\section{Discussion and Limitations}\label{sec:discussion-limitations}

The STaPLe algorithm guides a largely autonomous self-improvement process, with the exception of a few hyperparameters that are to be set, discussed in Appendix \ref{appendix:hypers}. As a result, the algorithm does not require human supervision beyond the labels in the curated (publicly-available) mining corpus.

While the distribution of principles is mined relative to the mining corpus' task distribution, the STaPLe algorithm itself is task-agnostic, and can be used for any distribution of datasets where a reliable gold reference exists, or for paired preference data. However, designing a task-aware version of the STaPLe algorithm may reveal further insights into the model's task-dependent self-correction mechanisms while inducing a curriculum. As noted prior, we focus on the two-turn self-correction setting, but interesting insights could be extracted regarding the compositional nature of principles when extending to further refinement attempts, which also yields more diverse trajectories (combinatorially many possible) even over a condensed set of principles.

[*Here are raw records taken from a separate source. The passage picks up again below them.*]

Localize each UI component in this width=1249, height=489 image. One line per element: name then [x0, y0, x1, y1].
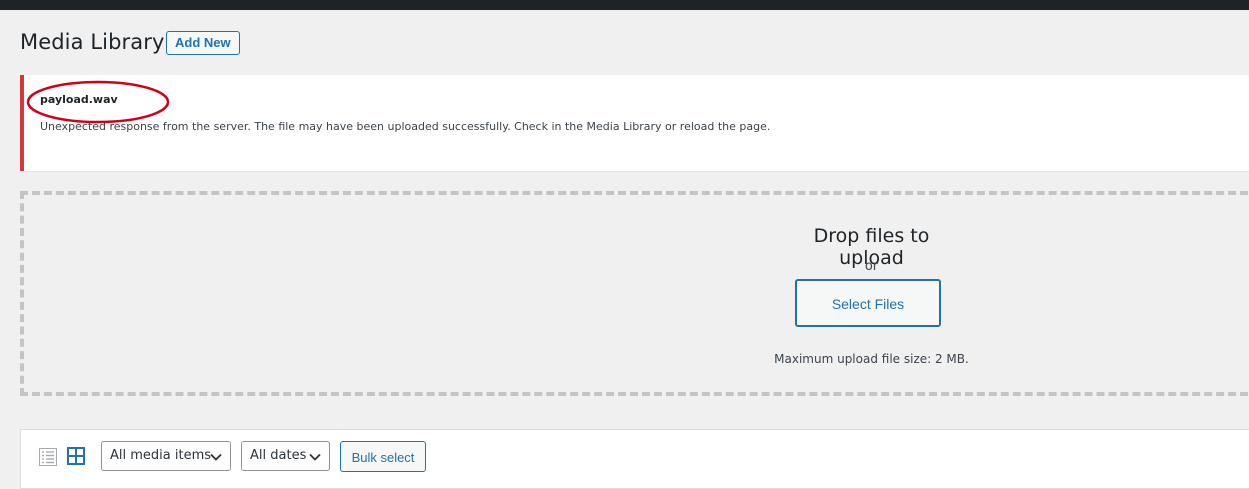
upload-dropzone[interactable]: Drop files to upload or Select Files Max…	[20, 191, 1249, 396]
media-type-filter[interactable]: All media items	[101, 441, 231, 471]
chevron-down-icon	[210, 453, 222, 461]
drop-or-text: or	[864, 259, 879, 274]
date-filter-value: All dates	[250, 448, 307, 463]
media-toolbar: All media items All dates Bulk select	[20, 429, 1249, 489]
admin-bar	[0, 0, 1249, 10]
select-files-button[interactable]: Select Files	[795, 279, 941, 327]
chevron-down-icon	[309, 453, 321, 461]
grid-view-icon[interactable]	[67, 447, 85, 465]
media-type-filter-value: All media items	[110, 448, 212, 463]
bulk-select-button[interactable]: Bulk select	[340, 441, 426, 472]
max-upload-size: Maximum upload file size: 2 MB.	[774, 352, 969, 366]
notice-filename: payload.wav	[40, 93, 118, 106]
date-filter[interactable]: All dates	[241, 441, 330, 471]
page-title: Media Library	[20, 30, 165, 54]
add-new-button[interactable]: Add New	[166, 31, 240, 55]
error-notice: payload.wav Unexpected response from the…	[20, 75, 1249, 171]
list-view-icon[interactable]	[39, 448, 57, 466]
notice-message: Unexpected response from the server. The…	[40, 120, 771, 133]
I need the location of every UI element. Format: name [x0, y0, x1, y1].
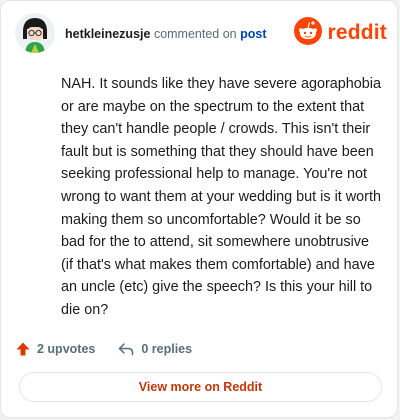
reddit-wordmark: reddit: [327, 21, 387, 44]
reply-button[interactable]: 0 replies: [117, 341, 192, 357]
reddit-comment-embed: hetkleinezusje commented on post reddit: [0, 0, 398, 418]
view-more-button[interactable]: View more on Reddit: [19, 372, 382, 402]
upvote-button[interactable]: 2 upvotes: [15, 341, 95, 357]
post-link[interactable]: post: [240, 27, 266, 41]
reply-count: 0 replies: [141, 342, 193, 356]
username-link[interactable]: hetkleinezusje: [65, 27, 150, 41]
comment-meta: hetkleinezusje commented on post: [65, 26, 267, 42]
avatar-icon[interactable]: [15, 13, 55, 53]
reply-arrow-icon: [119, 343, 134, 356]
comment-body: NAH. It sounds like they have severe ago…: [61, 76, 381, 318]
upvote-count: 2 upvotes: [37, 342, 96, 356]
comment-actions: 2 upvotes 0 replies: [15, 337, 192, 361]
comment-header: hetkleinezusje commented on post reddit: [15, 13, 387, 53]
commented-on-text: commented on: [153, 27, 237, 41]
reddit-snoo-icon: [294, 16, 323, 50]
reddit-logo[interactable]: reddit: [294, 16, 387, 50]
upvote-arrow-icon: [16, 342, 30, 356]
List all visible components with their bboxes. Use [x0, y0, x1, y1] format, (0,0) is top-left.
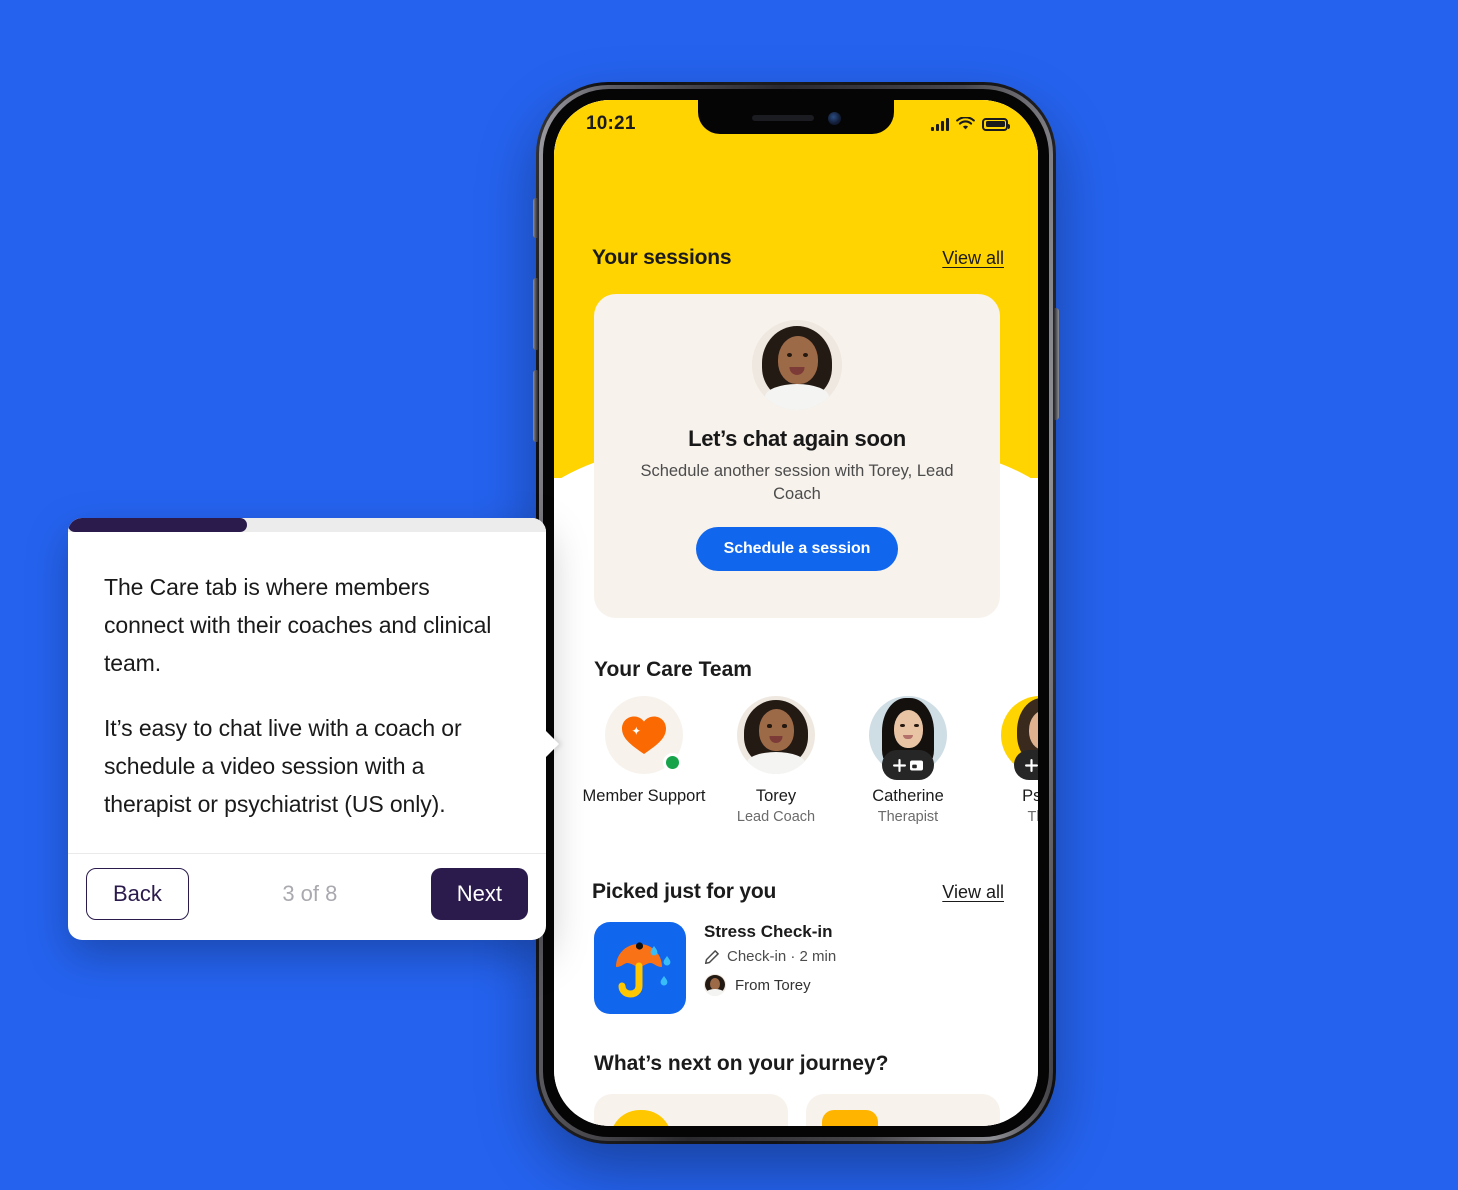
tooltip-progress-bar	[68, 518, 546, 532]
heart-sparkle-icon	[622, 716, 666, 754]
sessions-title: Your sessions	[592, 246, 732, 269]
wifi-icon	[956, 117, 975, 130]
plus-icon	[892, 758, 906, 772]
phone-screen: 10:21 Your sessions View all Let’s chat …	[554, 100, 1038, 1126]
care-team-member-name: Member Support	[582, 787, 706, 805]
session-card-title: Let’s chat again soon	[688, 426, 906, 451]
journey-card[interactable]	[594, 1094, 788, 1126]
picked-title: Picked just for you	[592, 880, 777, 903]
phone-volume-down-button[interactable]	[533, 370, 538, 442]
schedule-a-session-button[interactable]: Schedule a session	[695, 526, 899, 571]
pencil-icon	[704, 949, 719, 964]
journey-card-list	[594, 1094, 1000, 1126]
onboarding-tooltip: The Care tab is where members connect wi…	[68, 518, 559, 941]
torey-mini-avatar	[704, 974, 726, 996]
picked-section-header: Picked just for you View all	[592, 880, 1004, 904]
care-team-member-name: Catherine	[872, 787, 944, 805]
tooltip-footer: Back 3 of 8 Next	[68, 853, 546, 940]
online-status-dot	[663, 753, 682, 772]
care-team-member-name: Psyc	[1022, 787, 1038, 805]
session-card-subtitle: Schedule another session with Torey, Lea…	[640, 462, 954, 504]
phone-volume-up-button[interactable]	[533, 278, 538, 350]
journey-card[interactable]	[806, 1094, 1000, 1126]
sessions-view-all-link[interactable]: View all	[942, 248, 1004, 269]
picked-item-meta: Check-in · 2 min	[704, 948, 836, 965]
care-team-title: Your Care Team	[594, 658, 752, 681]
phone-notch	[698, 100, 894, 134]
care-team-member-role: Lead Coach	[736, 809, 816, 825]
status-bar-time: 10:21	[586, 113, 636, 134]
back-button[interactable]: Back	[86, 868, 189, 921]
schedule-badge[interactable]	[1014, 750, 1038, 780]
tooltip-paragraph-2: It’s easy to chat live with a coach or s…	[104, 714, 462, 817]
yellow-arch-shape	[610, 1110, 672, 1126]
step-counter: 3 of 8	[282, 881, 338, 907]
cellular-bars-icon	[931, 117, 949, 131]
umbrella-rain-icon	[594, 922, 686, 1014]
next-session-card[interactable]: Let’s chat again soon Schedule another s…	[594, 294, 1000, 618]
picked-item-from-text: From Torey	[735, 976, 811, 994]
plus-icon	[1024, 758, 1038, 772]
care-team-member-torey[interactable]: Torey Lead Coach	[710, 696, 842, 825]
care-team-member-member-support[interactable]: Member Support	[578, 696, 710, 809]
care-team-member-role: Therapist	[877, 809, 939, 825]
tooltip-paragraph-1: The Care tab is where members connect wi…	[104, 574, 492, 677]
earpiece-speaker-icon	[751, 115, 814, 121]
journey-title: What’s next on your journey?	[594, 1052, 889, 1075]
phone-mockup: 10:21 Your sessions View all Let’s chat …	[533, 82, 1059, 1144]
coach-torey-avatar	[752, 320, 842, 410]
status-bar-icons	[931, 117, 1010, 131]
torey-photo	[737, 696, 815, 774]
phone-mute-switch[interactable]	[533, 198, 538, 238]
picked-item-title: Stress Check-in	[704, 922, 833, 941]
tooltip-pointer-arrow	[545, 730, 559, 758]
picked-view-all-link[interactable]: View all	[942, 882, 1004, 903]
yellow-square-shape	[822, 1110, 878, 1126]
care-team-member-role: The	[1027, 809, 1039, 825]
tooltip-body: The Care tab is where members connect wi…	[68, 532, 546, 853]
tooltip-progress-fill	[68, 518, 248, 532]
picked-content-item[interactable]: Stress Check-in Check-in · 2 min From To…	[594, 922, 1000, 1014]
front-camera-icon	[827, 111, 841, 125]
picked-item-meta-text: Check-in · 2 min	[727, 948, 837, 965]
picked-item-from: From Torey	[704, 974, 836, 996]
video-window-icon	[909, 760, 923, 770]
care-team-member-catherine[interactable]: Catherine Therapist	[842, 696, 974, 825]
phone-power-button[interactable]	[1054, 308, 1059, 420]
care-team-list[interactable]: Member Support Torey Lead Coach Catherin…	[578, 696, 1038, 825]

A core aim of alignment research is to balance human-readability with machine-readability. The STaPLe algorithm succeeds in achieving this by discovering principles that are useful to the model for self-correction, while compressing them to smaller set via clustering for a human reader to analyze. We believe that this work and the notion of LM self-improvement keeps with the theme of the Bitter Lesson \citep{sutton2019bitter}, when facilitated in a relatively autonomous fashion. 
Specifically, we aim to limit the influence of human-driven priors or constraints on the algorithm; this is reflected further by our clustering technique, and our ablation in Appendix \ref{appendix:bayesian-hypers} to fully automate this as well. 
At the same time, we acknowledge the value of human oversight on alignment process; as such, we believe that human-in-the-loop analysis of the principles as a post-processing mechanism following the E-step of each iteration is valuable to avoid misalignment or potentially harmful principles.